William Sanders. Duce.
An Alternate-History-cum-time-travel story featuring Mussolini. It’s quite short.
Louise Marley. Jamie Says.
A touching short story seen through the eyes of a young boy. On an off-Earth farming settlement the women have rebelled against their treatment by the men and have left the planet. The men are struggling to come to terms with their loss, and the young boy in particular.
Brenda Cooper and Larry Niven. Free Floaters.
Two humans are employed on a mission to attempt to communicate with a very strange life-form living in the stratosphere of a gas giant which is is floating through space. They manage to establish a communication, and escort one young member of the race on a voyage to find another planet to explore.
Daniel Abraham. Ghost Chocolate.
Having seen his Aunt die from cancer, Michael Ahrendahl swears to avoid death. As he and his wife age, a new procedure that enables the brain to be mapped and loaded into a replacement body offer the opportunity to cheat death and ageing.
However, (as in Think Like a Dinosaur) – there is an anomaly when both the old Ahrendahl and the freshly-minted Ahrendahl are alive after the procedure. Both meet, and come to terms with what has happened and what must happen.
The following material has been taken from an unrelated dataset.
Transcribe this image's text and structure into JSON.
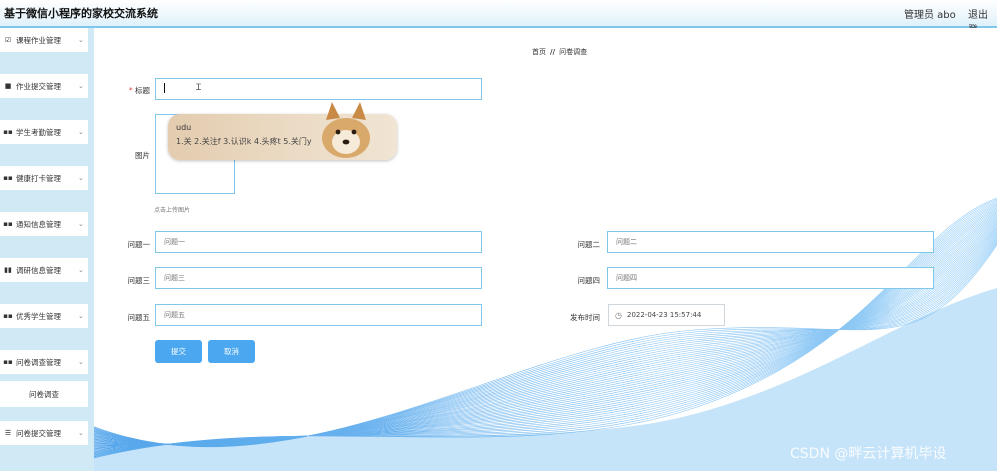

William Barton. The Engine of Desire.
A return to the setting and themes of Barton’s memorable ‘Heart of Glass’. In that bleak story, humanity is constrained within the solar system. It featured an ‘optimod’, a genetic creation which is almost, but not-quite human, and who wreaks a terrible revenge on the human stowaways he finds on his cargo-ship.
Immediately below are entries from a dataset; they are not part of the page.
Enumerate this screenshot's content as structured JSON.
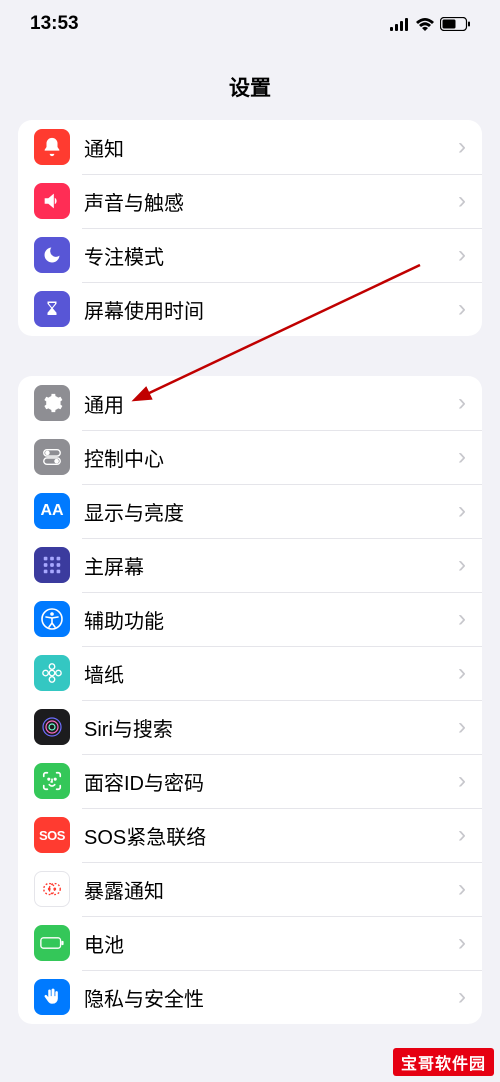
{
  "status": {
    "time": "13:53"
  },
  "title": "设置",
  "groups": [
    {
      "items": [
        {
          "id": "notifications",
          "label": "通知",
          "icon": "bell",
          "bg": "#ff3b30"
        },
        {
          "id": "sounds",
          "label": "声音与触感",
          "icon": "speaker",
          "bg": "#ff2d55"
        },
        {
          "id": "focus",
          "label": "专注模式",
          "icon": "moon",
          "bg": "#5856d6"
        },
        {
          "id": "screentime",
          "label": "屏幕使用时间",
          "icon": "hourglass",
          "bg": "#5856d6"
        }
      ]
    },
    {
      "items": [
        {
          "id": "general",
          "label": "通用",
          "icon": "gear",
          "bg": "#8e8e93"
        },
        {
          "id": "control-center",
          "label": "控制中心",
          "icon": "switches",
          "bg": "#8e8e93"
        },
        {
          "id": "display",
          "label": "显示与亮度",
          "icon": "aa",
          "bg": "#007aff"
        },
        {
          "id": "home-screen",
          "label": "主屏幕",
          "icon": "grid",
          "bg": "#3a3a8f"
        },
        {
          "id": "accessibility",
          "label": "辅助功能",
          "icon": "person-circle",
          "bg": "#007aff"
        },
        {
          "id": "wallpaper",
          "label": "墙纸",
          "icon": "flower",
          "bg": "#00c7be"
        },
        {
          "id": "siri",
          "label": "Siri与搜索",
          "icon": "siri",
          "bg": "#1c1c1e"
        },
        {
          "id": "faceid",
          "label": "面容ID与密码",
          "icon": "faceid",
          "bg": "#34c759"
        },
        {
          "id": "sos",
          "label": "SOS紧急联络",
          "icon": "sos",
          "bg": "#ff3b30"
        },
        {
          "id": "exposure",
          "label": "暴露通知",
          "icon": "exposure",
          "bg": "#ffffff"
        },
        {
          "id": "battery",
          "label": "电池",
          "icon": "battery",
          "bg": "#34c759"
        },
        {
          "id": "privacy",
          "label": "隐私与安全性",
          "icon": "hand",
          "bg": "#007aff"
        }
      ]
    }
  ],
  "watermark": "宝哥软件园"
}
Further in the future, much further, this story features another optimod, Crystal, is the character upon whom what exactly is to be human, or almost-human, is explored. Another intense, powerful story, although more upbeat.
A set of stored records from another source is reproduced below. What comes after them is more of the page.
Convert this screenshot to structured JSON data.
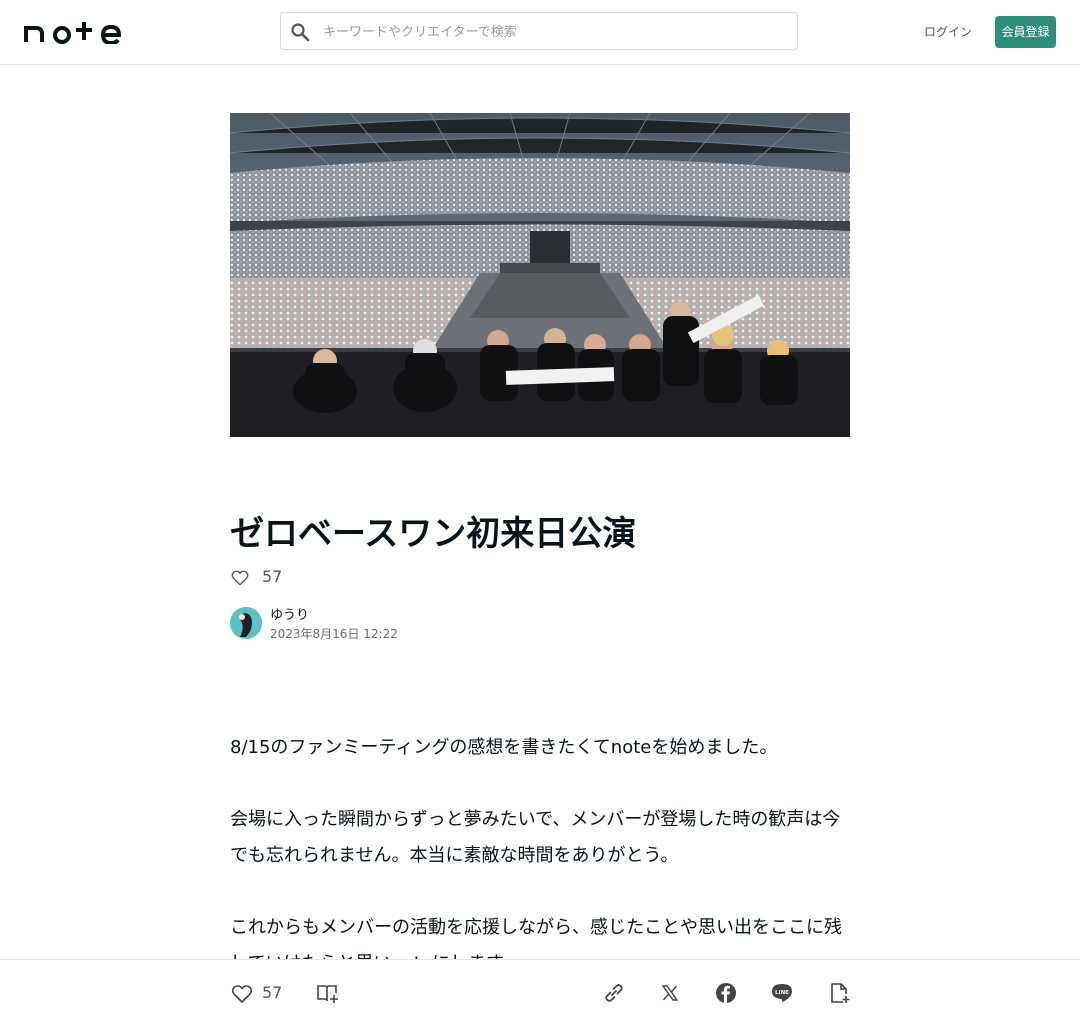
{
  "header": {
    "logo_text": "note",
    "search_placeholder": "キーワードやクリエイターで検索",
    "login_label": "ログイン",
    "signup_label": "会員登録"
  },
  "article": {
    "hero_image": "hero-concert-photo",
    "title": "ゼロベースワン初来日公演",
    "likes": "57",
    "author_name": "ゆうり",
    "date": "2023年8月16日 12:22",
    "paragraphs": [
      "8/15のファンミーティングの感想を書きたくてnoteを始めました。",
      "会場に入った瞬間からずっと夢みたいで、メンバーが登場した時の歓声は今でも忘れられません。本当に素敵な時間をありがとう。",
      "これからもメンバーの活動を応援しながら、感じたことや思い出をここに残していけたらと思いnoteにします"
    ]
  },
  "bottom_bar": {
    "likes": "57",
    "icons": [
      "heart-icon",
      "magazine-add-icon",
      "link-icon",
      "x-icon",
      "facebook-icon",
      "line-icon",
      "note-add-icon"
    ]
  },
  "colors": {
    "accent": "#2b8f7a",
    "text": "#08131a",
    "muted": "#6b6b6b",
    "border": "#e6e6e6"
  }
}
Crystal is a creature of undisclosed longevity, who has lost much in his long, long life. The story starts with him alone, so very alone, on the hull of his cargo-ship, listened to the occasional, faint messages between the stars.
He discovers a welding-machine with an AI, and the two strike up a partnership/relationship in which the machine (aka Mr Pommesfrites, and rather too reminiscent of C3PO for my liking) displays more humanity than the detached Crystal. It is a ‘Silvergil’, an asexual humanoid robot whom forces Crystal to confront his frozen inner-self, against the story background of intergalactic war and almost unfathomable brutality.
The story to my mind has echoes of Cordwainer Smith – top quality stuff.
Conclusion.
The Barton story is the pick of the issue for me, with Abraham’s a good seond-place. I skipped both the historical story from Silverberg, and the others are fair-to-middling.